India was always on the margins of the Afghan negotiations even when the UN had begun discussions after the Soviet invasion of Afghanistan. Our support to the Soviet Union and Pakistan’s objections were the real reasons for our exclusion, but the excuse was that the UN did not consider India a neighbouring country to Afghanistan. The idea is for Afghan parties to start the negotiations after the US-Taliban agreement, but India may not have a place on the table even if the Americans have promised a role for us.

The Taliban has announced that it will take part in the intra-Afghan talks in March only if the Taliban prisoners, numbering about 5,000, are released.
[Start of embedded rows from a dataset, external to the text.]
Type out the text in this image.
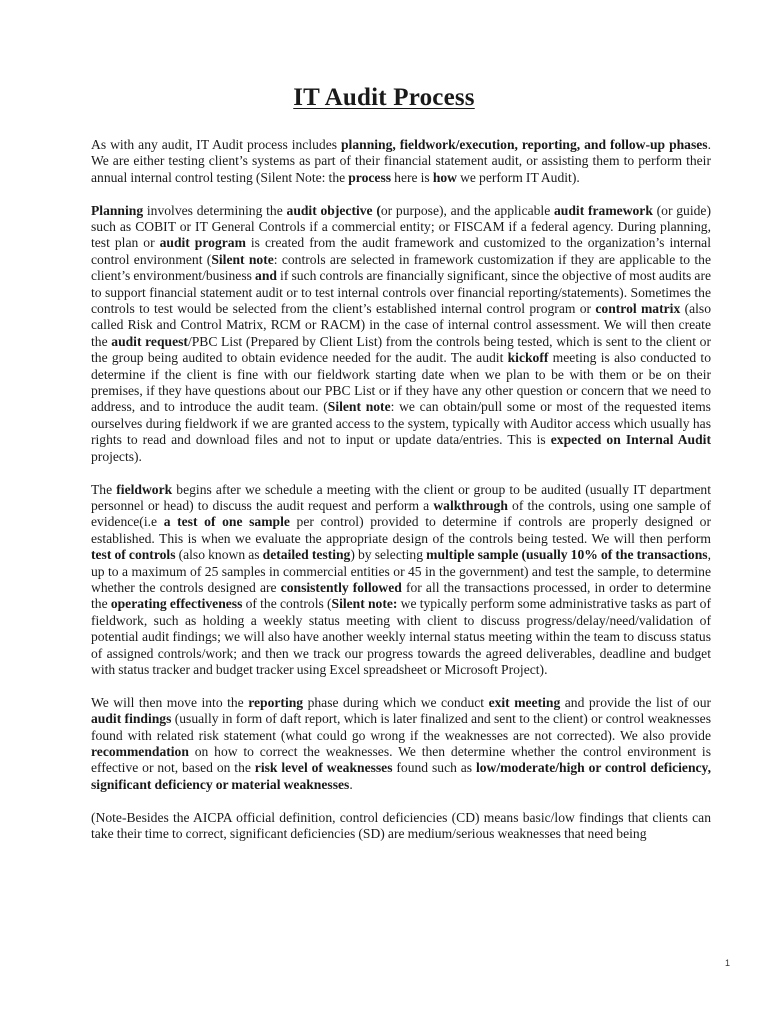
IT Audit Process

As with any audit, IT Audit process includes planning, fieldwork/execution, reporting, and follow-up phases. We are either testing client’s systems as part of their financial statement audit, or assisting them to perform their annual internal control testing (Silent Note: the process here is how we perform IT Audit).

Planning involves determining the audit objective (or purpose), and the applicable audit framework (or guide) such as COBIT or IT General Controls if a commercial entity; or FISCAM if a federal agency. During planning, test plan or audit program is created from the audit framework and customized to the organization’s internal control environment (Silent note: controls are selected in framework customization if they are applicable to the client’s environment/business and if such controls are financially significant, since the objective of most audits are to support financial statement audit or to test internal controls over financial reporting/statements). Sometimes the controls to test would be selected from the client’s established internal control program or control matrix (also called Risk and Control Matrix, RCM or RACM) in the case of internal control assessment. We will then create the audit request/PBC List (Prepared by Client List) from the controls being tested, which is sent to the client or the group being audited to obtain evidence needed for the audit. The audit kickoff meeting is also conducted to determine if the client is fine with our fieldwork starting date when we plan to be with them or be on their premises, if they have questions about our PBC List or if they have any other question or concern that we need to address, and to introduce the audit team. (Silent note: we can obtain/pull some or most of the requested items ourselves during fieldwork if we are granted access to the system, typically with Auditor access which usually has rights to read and download files and not to input or update data/entries. This is expected on Internal Audit projects).

The fieldwork begins after we schedule a meeting with the client or group to be audited (usually IT department personnel or head) to discuss the audit request and perform a walkthrough of the controls, using one sample of evidence(i.e a test of one sample per control) provided to determine if controls are properly designed or established. This is when we evaluate the appropriate design of the controls being tested. We will then perform test of controls (also known as detailed testing) by selecting multiple sample (usually 10% of the transactions, up to a maximum of 25 samples in commercial entities or 45 in the government) and test the sample, to determine whether the controls designed are consistently followed for all the transactions processed, in order to determine the operating effectiveness of the controls (Silent note: we typically perform some administrative tasks as part of fieldwork, such as holding a weekly status meeting with client to discuss progress/delay/need/validation of potential audit findings; we will also have another weekly internal status meeting within the team to discuss status of assigned controls/work; and then we track our progress towards the agreed deliverables, deadline and budget with status tracker and budget tracker using Excel spreadsheet or Microsoft Project).

We will then move into the reporting phase during which we conduct exit meeting and provide the list of our audit findings (usually in form of daft report, which is later finalized and sent to the client) or control weaknesses found with related risk statement (what could go wrong if the weaknesses are not corrected). We also provide recommendation on how to correct the weaknesses. We then determine whether the control environment is effective or not, based on the risk level of weaknesses found such as low/moderate/high or control deficiency, significant deficiency or material weaknesses.

(Note-Besides the AICPA official definition, control deficiencies (CD) means basic/low findings that clients can take their time to correct, significant deficiencies (SD) are medium/serious weaknesses that need being

1
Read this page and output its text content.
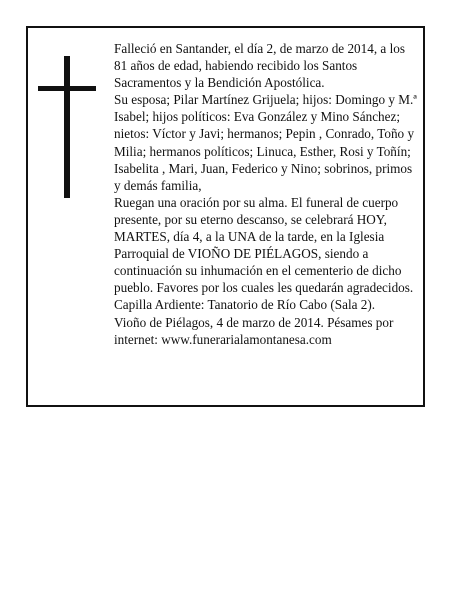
Falleció en Santander, el día 2, de marzo de 2014, a los 81 años de edad, habiendo recibido los Santos Sacramentos y la Bendición Apostólica.

Su esposa; Pilar Martínez Grijuela; hijos: Domingo y M.ª Isabel; hijos políticos: Eva González y Mino Sánchez; nietos: Víctor y Javi; hermanos; Pepin , Conrado, Toño y Milia; hermanos políticos; Linuca, Esther, Rosi y Toñín; Isabelita , Mari, Juan, Federico y Nino; sobrinos, primos y demás familia,

Ruegan una oración por su alma. El funeral de cuerpo presente, por su eterno descanso, se celebrará HOY, MARTES, día 4, a la UNA de la tarde, en la Iglesia Parroquial de VIOÑO DE PIÉLAGOS, siendo a continuación su inhumación en el cementerio de dicho pueblo. Favores por los cuales les quedarán agradecidos. Capilla Ardiente: Tanatorio de Río Cabo (Sala 2).

Vioño de Piélagos, 4 de marzo de 2014. Pésames por internet: www.funerarialamontanesa.com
Ghani is in no hurry because he is aware that the release of these prisoners will make the Taliban even more lethal. There are also reports that the Taliban has said that the ceasefire applies only to the foreigners and the military operations against Afghan forces will continue. A blast already hit a football ground in Eastern Afghanistan within hours of the signing of the agreement.

Pakistan's Aim

Pakistan has the clear intention of keeping India out of the peace process. The Pakistan foreign minister has already spoken about the “spoilers” who will attempt to derail the process. “We cannot be in denial about this. There were spoilers, there are spoilers,” said the minister. He told the Americans to keep a close eye on the spoilers. We cannot presume, even after the Taliban said that it would deal with all concerned states, that India will be involved in the uncertain future negotiations.

A parallel has been drawn between the US-Taliban agreement and the Paris Accords of 1973 when the US negotiated with North Vietnam over the heads of its ally, South Vietnam to pull out the US troops. At that time, President Richard Nixon did what Trump wants to do now to stop an endless war, rather than to leave a peaceful and united Afghanistan.

India has stepped into the Afghanistan minefield, overcoming the hesitations of history in the hope that we have won American approbation for not ostracising the Taliban in the hope that the new situation will provide new opportunities. External Affairs Minister S Jaishankar was realistic in his assessment: ”We have to see many of the assumptions that we had - how cohesive are various players, what do they do, what are their demands and finally do the Taliban join a democratic set up or a democratic set up adjust to the Taliban. I think these are issues for which right now there are no clear answers.” In other words, India’s support to the US-Taliban agreement was a leap into the dark.